ELOISE. There’s nothing of yours in it except your cloak. You don’t suppose —
ANNE. Take out that heavy brocade of mine.
ELOISE. Thank you for not wishing to take out my fur-lined cloak and freezing me at sea!
LOUIS [gently]. Take out both the cloak and the dress.
ELOISE [astounded]. What!
LOUIS. YOU shall have mine. It is as warm, but not so heavy.
ELOISE [angrily]. Oh, I am sick of your eternal packing and unpacking! I am sick of it!
ANNE. Watch at the window, then.
[She goes swiftly to the portmanteau, opens it, tosses out the green mantle and the brocaded skirt and bodice, and tests the weight of the portmanteau.]
I think it will be light enough now, Louis.
LOUIS. DO not leave those things in sight. If our landlord should come in —
ANNE. I’ll hide them in the bed in the next room. Eloise!

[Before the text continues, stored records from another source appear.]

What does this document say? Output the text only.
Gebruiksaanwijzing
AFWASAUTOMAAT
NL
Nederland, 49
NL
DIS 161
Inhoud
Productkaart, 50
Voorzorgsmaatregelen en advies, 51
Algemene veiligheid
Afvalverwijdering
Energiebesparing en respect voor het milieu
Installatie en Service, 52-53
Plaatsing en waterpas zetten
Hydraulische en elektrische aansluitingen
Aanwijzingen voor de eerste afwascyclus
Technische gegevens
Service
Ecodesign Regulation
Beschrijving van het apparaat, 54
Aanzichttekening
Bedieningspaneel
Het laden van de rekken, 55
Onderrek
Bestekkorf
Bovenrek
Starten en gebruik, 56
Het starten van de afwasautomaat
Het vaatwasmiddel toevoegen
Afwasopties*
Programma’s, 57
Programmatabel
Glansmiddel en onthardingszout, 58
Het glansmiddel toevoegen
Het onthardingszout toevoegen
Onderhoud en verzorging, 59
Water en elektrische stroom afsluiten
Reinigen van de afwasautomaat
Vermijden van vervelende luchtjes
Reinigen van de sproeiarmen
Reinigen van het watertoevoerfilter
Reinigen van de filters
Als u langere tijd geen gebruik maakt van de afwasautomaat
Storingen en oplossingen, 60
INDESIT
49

[She points imperiously to the window. ELOISE goes to it slowly and for a moment makes a scornful pretense of being on watch there; but as soon as Madame DE LASEYNE has left the room she turns, leaning against the wall and regarding Louis with languid amusement. He continues to struggle with his ill-omened “permit,” but, by and by, becoming aware of her gaze, glances consciously over his shoulder and meets her half-veiled eyes. Coloring, he looks away, stares dreamily at nothing, sighs, and finally writes again, absently, like a man under a spell, which, indeed, he is. The pen drops from his hand with a faint click upon the floor. He makes the movement of a person suddenly wakened, and, holding his last writing near one of the candles, examines it critically. Then he breaks into low, bitter laughter.] ELOISE [unwillingly curious]. You find something amusing?